Full-system emulation has been an extremely useful tool in developing and debugging systems software like operating systems and hypervisors. However, current full-system emulators lack the support for deterministic replay, which limits the reproducibility of concurrency bugs that is indispensable for analyzing and debugging the essentially multi-threaded systems software. This paper analyzes the challenges in supporting deterministic replay in parallel full-system emulators and makes a comprehensive study on the sources of non-determinism. Unlike application-level replay systems, our system, called ReEmu, needs to log sources of non-determinism in both the guest software stack and the dynamic binary translator for faithful replay. To provide scalable and efficient record and replay on multicore machines, ReEmu makes several notable refinements to the CREW protocol that replays shared memory systems. First, being aware of the performance bottlenecks in frequent lock operations in the CREW protocol, ReEmu refines the CREW protocol with a seqlock-like design, to avoid serious contention and possible starvation in instrumentation code tracking dependence of racy accesses on a shared memory object. Second, to minimize the required log files, ReEmu only logs minimal local information regarding accesses to a shared memory location, but instead relies on an offline log processing tool to derive precise shared memory dependence for faithful replay. Third, ReEmu adopts an automatic lock clustering mechanism that clusters a set of uncontended memory objects to a bulk to reduce the frequencies of lock operations, which noticeably boost performance.
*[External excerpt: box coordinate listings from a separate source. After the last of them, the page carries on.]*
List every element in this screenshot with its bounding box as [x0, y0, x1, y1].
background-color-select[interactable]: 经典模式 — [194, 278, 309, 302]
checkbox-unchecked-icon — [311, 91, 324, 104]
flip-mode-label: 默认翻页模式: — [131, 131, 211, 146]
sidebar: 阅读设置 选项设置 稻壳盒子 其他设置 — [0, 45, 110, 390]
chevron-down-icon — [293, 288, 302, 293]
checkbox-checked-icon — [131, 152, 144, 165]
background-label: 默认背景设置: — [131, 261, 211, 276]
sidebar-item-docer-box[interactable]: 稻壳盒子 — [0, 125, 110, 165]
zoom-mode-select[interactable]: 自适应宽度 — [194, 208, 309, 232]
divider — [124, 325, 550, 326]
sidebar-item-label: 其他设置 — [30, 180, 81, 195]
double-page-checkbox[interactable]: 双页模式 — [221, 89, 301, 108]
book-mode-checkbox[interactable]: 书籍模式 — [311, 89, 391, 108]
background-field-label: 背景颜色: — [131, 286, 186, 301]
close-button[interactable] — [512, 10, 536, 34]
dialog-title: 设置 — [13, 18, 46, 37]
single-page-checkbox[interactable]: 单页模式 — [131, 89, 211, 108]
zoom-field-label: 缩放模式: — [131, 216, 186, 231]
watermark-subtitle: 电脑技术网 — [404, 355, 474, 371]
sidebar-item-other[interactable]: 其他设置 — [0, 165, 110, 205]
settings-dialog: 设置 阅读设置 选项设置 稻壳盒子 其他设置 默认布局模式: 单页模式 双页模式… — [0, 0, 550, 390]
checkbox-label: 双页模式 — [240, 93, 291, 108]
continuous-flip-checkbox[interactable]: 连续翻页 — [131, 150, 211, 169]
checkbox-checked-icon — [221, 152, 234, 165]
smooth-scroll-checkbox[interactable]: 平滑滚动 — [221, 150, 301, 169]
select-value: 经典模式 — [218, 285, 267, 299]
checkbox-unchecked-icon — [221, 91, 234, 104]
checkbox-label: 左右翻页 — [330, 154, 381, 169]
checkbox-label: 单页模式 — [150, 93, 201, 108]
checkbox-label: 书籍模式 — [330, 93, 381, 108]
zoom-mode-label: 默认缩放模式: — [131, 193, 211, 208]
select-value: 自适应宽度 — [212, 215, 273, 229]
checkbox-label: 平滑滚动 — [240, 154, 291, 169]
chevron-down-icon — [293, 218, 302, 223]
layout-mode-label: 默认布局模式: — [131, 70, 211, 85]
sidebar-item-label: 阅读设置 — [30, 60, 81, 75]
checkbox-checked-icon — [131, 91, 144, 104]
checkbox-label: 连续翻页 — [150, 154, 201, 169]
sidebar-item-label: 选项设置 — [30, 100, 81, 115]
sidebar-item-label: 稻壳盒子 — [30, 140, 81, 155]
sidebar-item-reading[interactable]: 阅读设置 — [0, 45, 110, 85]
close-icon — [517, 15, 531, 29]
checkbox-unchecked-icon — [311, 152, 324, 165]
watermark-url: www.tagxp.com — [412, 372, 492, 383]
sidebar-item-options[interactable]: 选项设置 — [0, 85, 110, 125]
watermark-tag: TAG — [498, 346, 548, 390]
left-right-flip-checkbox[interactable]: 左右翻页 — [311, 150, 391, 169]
Our prototype ReEmu is based on our open-source COREMU system and supports scalable and efficient record and replay of full-system environments (both x64 and ARM). Performance evaluation shows that ReEmu has very good performance scalability on an Intel multicore machine. It incurs only 68.9% performance overhead on average (ranging from 51.8% to 94.7%) over vanilla COREMU to record five PARSEC benchmarks running on a 16-core emulated system.